И все же в это убогое время, в этот сырой вечер, целью моего путешествия был театр. И все же через полчаса я очутился в огромном зале, способном вместить почти пять тысяч зрителей.
Что это за театр? «Ее величества»? Сравненья нет! «Королевская итальянская опера»? Сравненья нет! Здесь и слышно куда лучше, чем в последнем, и видно куда лучше, чем в обоих. В каждую часть театра ведут широкие проходы, безопасные от огня. В каждой его части — удобные буфеты и туалетные.

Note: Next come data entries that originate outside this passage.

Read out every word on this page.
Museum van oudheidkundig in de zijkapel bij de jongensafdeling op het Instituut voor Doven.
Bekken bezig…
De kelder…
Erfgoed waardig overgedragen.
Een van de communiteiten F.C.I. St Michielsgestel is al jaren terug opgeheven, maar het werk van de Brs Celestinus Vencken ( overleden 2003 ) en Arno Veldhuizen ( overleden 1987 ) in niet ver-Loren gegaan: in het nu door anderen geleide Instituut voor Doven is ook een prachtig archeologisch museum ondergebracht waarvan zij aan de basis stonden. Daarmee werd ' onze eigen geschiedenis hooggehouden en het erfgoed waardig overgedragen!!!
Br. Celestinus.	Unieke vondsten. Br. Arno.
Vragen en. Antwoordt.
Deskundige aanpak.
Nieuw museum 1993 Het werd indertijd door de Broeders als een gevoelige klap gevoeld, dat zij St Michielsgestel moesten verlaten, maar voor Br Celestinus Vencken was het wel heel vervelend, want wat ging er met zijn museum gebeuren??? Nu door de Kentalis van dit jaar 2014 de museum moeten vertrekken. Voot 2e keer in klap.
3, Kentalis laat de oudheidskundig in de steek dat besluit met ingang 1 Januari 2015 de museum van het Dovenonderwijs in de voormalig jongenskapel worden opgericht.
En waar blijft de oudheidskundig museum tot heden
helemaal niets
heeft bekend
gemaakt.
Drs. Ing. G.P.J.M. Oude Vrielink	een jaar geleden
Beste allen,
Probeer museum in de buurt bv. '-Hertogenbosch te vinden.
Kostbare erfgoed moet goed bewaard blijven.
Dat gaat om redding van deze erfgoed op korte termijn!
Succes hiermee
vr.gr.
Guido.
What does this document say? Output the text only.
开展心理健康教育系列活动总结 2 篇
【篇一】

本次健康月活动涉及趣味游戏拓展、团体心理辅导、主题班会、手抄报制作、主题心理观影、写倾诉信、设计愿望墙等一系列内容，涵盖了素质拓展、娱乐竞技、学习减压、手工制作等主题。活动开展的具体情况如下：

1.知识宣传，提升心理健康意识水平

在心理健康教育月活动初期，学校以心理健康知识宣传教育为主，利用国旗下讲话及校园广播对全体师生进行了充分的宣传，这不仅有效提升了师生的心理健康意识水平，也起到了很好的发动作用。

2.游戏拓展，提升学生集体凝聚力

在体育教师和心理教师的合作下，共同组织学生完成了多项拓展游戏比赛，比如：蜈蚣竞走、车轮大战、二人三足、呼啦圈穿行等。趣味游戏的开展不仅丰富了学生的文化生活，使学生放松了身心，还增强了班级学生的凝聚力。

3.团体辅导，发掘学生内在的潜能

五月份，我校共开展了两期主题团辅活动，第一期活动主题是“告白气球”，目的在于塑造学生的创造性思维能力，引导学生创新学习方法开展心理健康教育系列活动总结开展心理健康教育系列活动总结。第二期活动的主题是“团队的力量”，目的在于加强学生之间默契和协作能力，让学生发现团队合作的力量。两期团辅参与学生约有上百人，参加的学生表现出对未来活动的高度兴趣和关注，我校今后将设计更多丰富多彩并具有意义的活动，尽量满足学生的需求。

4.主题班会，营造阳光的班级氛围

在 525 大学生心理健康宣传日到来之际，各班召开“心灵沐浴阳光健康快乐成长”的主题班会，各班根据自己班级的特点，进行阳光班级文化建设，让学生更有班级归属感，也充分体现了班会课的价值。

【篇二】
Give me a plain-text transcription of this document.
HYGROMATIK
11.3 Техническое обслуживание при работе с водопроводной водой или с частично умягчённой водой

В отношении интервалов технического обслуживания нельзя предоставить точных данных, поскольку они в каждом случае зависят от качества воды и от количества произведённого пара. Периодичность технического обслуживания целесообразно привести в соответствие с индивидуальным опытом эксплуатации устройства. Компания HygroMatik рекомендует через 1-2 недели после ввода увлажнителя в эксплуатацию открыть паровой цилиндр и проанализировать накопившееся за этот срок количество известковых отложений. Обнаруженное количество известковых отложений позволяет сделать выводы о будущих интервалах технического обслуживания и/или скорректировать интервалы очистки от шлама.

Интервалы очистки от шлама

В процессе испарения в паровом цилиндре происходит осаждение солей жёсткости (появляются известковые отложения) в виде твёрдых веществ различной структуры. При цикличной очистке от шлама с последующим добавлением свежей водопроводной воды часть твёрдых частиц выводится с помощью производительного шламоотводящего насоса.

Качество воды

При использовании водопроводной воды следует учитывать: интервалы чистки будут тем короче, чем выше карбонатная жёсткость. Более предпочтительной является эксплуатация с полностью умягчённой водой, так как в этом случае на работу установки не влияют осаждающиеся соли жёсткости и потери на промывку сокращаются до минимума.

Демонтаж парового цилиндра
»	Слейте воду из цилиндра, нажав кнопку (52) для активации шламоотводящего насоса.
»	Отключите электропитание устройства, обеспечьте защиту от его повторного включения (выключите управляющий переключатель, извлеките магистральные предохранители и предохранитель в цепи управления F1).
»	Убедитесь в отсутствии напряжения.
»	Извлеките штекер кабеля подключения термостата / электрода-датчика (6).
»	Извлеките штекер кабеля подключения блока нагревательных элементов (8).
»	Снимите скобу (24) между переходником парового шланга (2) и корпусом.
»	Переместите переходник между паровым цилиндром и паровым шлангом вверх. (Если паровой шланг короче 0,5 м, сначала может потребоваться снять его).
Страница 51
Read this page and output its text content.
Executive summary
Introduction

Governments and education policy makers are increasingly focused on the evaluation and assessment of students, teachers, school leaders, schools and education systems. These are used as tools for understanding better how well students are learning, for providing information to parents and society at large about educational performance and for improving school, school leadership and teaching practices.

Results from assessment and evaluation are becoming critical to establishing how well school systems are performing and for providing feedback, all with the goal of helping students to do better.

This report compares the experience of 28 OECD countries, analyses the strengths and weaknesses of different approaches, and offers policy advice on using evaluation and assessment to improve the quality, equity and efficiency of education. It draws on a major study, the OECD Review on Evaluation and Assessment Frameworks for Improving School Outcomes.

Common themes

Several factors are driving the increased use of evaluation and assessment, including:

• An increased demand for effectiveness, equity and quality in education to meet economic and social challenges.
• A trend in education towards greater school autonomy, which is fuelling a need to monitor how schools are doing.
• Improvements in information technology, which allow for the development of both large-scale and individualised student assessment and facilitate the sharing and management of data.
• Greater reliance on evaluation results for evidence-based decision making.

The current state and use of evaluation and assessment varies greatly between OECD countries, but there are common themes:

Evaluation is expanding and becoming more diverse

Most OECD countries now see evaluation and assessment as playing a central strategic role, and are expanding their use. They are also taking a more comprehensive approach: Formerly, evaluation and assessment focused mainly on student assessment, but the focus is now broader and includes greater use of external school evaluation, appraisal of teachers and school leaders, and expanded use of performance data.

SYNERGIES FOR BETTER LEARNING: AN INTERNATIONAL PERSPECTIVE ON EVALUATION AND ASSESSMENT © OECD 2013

Еда и напитки отборные, и продаются по ценам без запроса, хорошо воспитанные служительницы внимательны даже к самой простой женщине, сидящей в зале; здесь все очень прилично, за всем при смотрено, во всем полная предупредительность, все достойно похвалы; на каждом шагу сказывается дух уважения к публике.
Но, верно, это дорогой театр? Были же в Лондоне не так давно театры с ценами за билеты до полугинеи, и вполовину так хорошо не поставленные. Значит, это дорогой театр? Не очень. Галерея по три пенса, другая галерея — по четыре, партер — по шесть, билет в кресла партера и в ложи — шиллинг, а в несколько литерных лож — по полукроне.
Любопытство заставило меня заглянуть во все уголки этого обширного помещения и поинтересоваться каждой разновидностью зрителей, собравшихся в зале, — им было в тот вечер, по моему подсчету, около двух с половиной тысяч. Созвездия канделябров заливали здание ярким светом, и оно было отлично проветрено. Мое чувство обоняния не отличается особой утонченностью, но во время моих путешествий не по торговым делам, предпринятых со специальной целью осмотреть некоторые места публичных увеселений, оно подчас так страдало, что мне приходилось ретироваться. А здесь воздух был чистый, прохладный, здоровый. Для этого применили разумные меры, умело воспользовавшись опытом больниц и железнодорожных вокзалов. Асфальт заменил деревянные полы; изразцы и кафель повсюду, даже в ложах, пришли на смену обоям и штукатурке, нет ни мягких диванчиков, ни ковров, ни сукон, и все сидения обиты светлым, блестящим, прохладным материалом.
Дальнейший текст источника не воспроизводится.